More on No Country For Old Men
Spoilers ahoy.
One thing I have yet to see in any analysis of the movie is the mental state of the Chigurh character. I mean, obviously he’s off his nut, he kills people semi-randomly with a cattle stunner. But in terms of his “career” and this movie, I think he’s breaking down in a curious manner. I would imagine in the world of this movie he’s killed people before, the guy in the office didn’t just say “Hey you with the pneumatic killing machine, mind taking care of this drug money thief for me?” So he’s been doing this awhile and he’s good at it. But he starts going off the reservation so much so that they have to hire a second assassin (I think I remember it being clearer in the book that Wells is a killer) to get him. I doubt he went around ventilating people’s brains much before, it’s just too much of a signature, strange, thing to get away with for long. So at some point he starts using the cattle stunner, that’s weird. Then he tells Wells the thing about “if the road you were on got you here, what use was the road” which is one of those semi-profound things you hear from time to time but in this case, maybe he’s really commenting on himself? Maybe before this job at some point he had a something bad happen and that’s when the switch flipped.
The biggest case for Chigurh’s mental breakdown is when he kills the guy who hired him and when the accountant asks if he’s going to shoot him too, Chigurh says “I don’t know, can you see me?” You could say this is just a tough-guy weirdo way of saying “I was never here” but Chigurh doesn’t seem like the type to play those games. I think he’s genuinely asking the guy, as if he’s unsure of his own presense. If that’s not the extra crazy-cherry on top of the nutcake, I don’t know what is.
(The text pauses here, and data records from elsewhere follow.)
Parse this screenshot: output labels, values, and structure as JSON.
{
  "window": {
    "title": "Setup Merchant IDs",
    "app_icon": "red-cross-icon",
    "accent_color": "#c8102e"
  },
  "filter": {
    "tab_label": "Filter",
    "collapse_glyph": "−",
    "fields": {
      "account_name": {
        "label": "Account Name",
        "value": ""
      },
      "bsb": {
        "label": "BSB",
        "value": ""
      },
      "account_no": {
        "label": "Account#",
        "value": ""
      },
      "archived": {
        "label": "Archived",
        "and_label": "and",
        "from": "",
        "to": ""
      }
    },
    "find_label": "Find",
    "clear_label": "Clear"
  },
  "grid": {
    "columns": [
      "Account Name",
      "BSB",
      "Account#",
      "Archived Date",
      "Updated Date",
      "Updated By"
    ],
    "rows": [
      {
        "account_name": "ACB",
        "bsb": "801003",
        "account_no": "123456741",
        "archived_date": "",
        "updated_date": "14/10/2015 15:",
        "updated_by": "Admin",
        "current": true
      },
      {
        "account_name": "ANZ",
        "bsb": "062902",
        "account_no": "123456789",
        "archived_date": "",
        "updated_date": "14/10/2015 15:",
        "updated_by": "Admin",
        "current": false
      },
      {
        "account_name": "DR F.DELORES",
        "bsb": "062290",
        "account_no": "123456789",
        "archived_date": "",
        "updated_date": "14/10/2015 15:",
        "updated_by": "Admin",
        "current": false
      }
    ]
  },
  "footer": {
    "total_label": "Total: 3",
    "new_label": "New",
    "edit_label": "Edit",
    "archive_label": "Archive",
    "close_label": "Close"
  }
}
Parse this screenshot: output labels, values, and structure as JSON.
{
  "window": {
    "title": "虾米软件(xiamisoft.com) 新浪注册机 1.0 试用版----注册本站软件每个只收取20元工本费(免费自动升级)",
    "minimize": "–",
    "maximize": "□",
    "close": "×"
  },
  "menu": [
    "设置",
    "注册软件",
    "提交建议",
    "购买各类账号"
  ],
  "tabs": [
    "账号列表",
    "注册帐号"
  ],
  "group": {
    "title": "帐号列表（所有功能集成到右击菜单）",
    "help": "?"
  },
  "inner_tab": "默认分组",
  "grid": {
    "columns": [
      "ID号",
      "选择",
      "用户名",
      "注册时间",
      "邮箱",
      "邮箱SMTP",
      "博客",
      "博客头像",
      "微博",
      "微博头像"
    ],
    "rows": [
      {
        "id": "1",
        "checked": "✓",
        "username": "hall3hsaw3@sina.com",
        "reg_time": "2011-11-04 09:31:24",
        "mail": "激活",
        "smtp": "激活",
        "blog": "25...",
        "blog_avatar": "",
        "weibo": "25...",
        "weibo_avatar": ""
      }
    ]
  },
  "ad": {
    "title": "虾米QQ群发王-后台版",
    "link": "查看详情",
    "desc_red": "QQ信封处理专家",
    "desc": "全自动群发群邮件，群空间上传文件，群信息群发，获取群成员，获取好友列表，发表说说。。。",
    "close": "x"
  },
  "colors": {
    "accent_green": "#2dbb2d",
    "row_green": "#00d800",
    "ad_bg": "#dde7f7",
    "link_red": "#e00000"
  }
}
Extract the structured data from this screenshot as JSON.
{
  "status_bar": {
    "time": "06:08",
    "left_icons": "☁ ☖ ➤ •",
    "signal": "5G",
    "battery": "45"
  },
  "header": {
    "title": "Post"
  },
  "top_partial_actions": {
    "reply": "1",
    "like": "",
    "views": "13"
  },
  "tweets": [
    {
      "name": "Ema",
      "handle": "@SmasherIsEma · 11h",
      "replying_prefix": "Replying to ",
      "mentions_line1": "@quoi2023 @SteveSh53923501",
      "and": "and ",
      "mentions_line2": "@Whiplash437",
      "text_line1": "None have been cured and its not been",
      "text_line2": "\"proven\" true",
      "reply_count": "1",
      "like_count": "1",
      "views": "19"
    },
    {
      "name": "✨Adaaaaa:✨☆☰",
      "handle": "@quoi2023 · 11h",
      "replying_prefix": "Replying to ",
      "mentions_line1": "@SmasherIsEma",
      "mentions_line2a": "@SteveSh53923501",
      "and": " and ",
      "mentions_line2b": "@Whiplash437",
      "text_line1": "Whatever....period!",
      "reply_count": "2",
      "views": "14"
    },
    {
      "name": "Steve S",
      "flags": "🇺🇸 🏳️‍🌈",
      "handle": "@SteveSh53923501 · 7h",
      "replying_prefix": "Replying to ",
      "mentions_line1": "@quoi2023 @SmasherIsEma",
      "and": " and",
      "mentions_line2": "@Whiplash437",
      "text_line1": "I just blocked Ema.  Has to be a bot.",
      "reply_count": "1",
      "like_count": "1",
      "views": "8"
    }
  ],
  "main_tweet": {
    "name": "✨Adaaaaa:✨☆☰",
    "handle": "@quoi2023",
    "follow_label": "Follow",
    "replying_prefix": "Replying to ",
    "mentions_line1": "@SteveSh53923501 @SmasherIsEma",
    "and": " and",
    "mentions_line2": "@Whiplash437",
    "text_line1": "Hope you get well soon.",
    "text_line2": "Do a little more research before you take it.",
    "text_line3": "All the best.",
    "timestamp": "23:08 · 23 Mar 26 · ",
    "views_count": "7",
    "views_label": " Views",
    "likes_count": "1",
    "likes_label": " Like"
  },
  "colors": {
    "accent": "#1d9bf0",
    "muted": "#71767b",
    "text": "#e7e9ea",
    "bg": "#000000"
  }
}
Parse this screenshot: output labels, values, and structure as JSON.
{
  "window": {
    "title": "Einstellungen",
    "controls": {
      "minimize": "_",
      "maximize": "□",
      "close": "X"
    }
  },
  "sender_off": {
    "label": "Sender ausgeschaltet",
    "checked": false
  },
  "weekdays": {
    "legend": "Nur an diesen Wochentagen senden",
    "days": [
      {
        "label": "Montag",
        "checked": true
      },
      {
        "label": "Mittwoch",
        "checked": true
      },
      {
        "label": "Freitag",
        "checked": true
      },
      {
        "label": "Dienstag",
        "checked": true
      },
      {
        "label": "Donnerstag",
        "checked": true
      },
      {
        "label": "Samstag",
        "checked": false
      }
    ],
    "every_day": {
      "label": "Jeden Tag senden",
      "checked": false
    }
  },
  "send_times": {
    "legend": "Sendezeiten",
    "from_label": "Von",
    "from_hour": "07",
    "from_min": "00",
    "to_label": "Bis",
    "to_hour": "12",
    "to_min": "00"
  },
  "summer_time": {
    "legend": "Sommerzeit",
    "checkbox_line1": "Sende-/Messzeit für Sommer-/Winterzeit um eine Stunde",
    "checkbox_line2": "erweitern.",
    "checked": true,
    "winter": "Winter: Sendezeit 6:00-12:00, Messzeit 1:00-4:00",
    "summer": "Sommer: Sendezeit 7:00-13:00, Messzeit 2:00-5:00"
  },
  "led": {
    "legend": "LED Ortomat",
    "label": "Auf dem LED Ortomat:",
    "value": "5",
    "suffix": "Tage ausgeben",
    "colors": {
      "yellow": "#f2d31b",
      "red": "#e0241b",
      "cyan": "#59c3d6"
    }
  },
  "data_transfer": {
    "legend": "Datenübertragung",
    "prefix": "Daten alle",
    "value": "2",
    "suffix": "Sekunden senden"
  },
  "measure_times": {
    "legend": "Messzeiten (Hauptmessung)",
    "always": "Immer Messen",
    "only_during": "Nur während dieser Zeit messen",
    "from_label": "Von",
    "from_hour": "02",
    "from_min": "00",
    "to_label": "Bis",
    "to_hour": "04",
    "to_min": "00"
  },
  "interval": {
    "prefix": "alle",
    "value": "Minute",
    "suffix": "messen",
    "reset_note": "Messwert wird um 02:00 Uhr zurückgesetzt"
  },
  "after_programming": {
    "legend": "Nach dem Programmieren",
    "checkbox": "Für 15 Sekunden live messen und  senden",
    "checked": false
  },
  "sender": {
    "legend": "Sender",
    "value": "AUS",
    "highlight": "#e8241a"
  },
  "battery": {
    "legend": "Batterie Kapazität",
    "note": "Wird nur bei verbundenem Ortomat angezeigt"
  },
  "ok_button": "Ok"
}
Everybody talks about Chigurh as a “force of nature”, an unstoppable Terminator-style killing machine. I like the idea of making him damaged in some way, it makes him more real. The faceless agent of death thing is a little too trite for me, I want to imagine what happened before. When Moss hides the money in the vent, you get a sense of his mind working and it makes him more human than just some hick. Chigurh making sure not to get his feet dirty does the same thing but giving him more mental problems than the factory-issued ones that all killers share gives him more texture. If he was just death incarnate or the something like that, would you be at all curious about what happens to him after he walks off with his broken arm?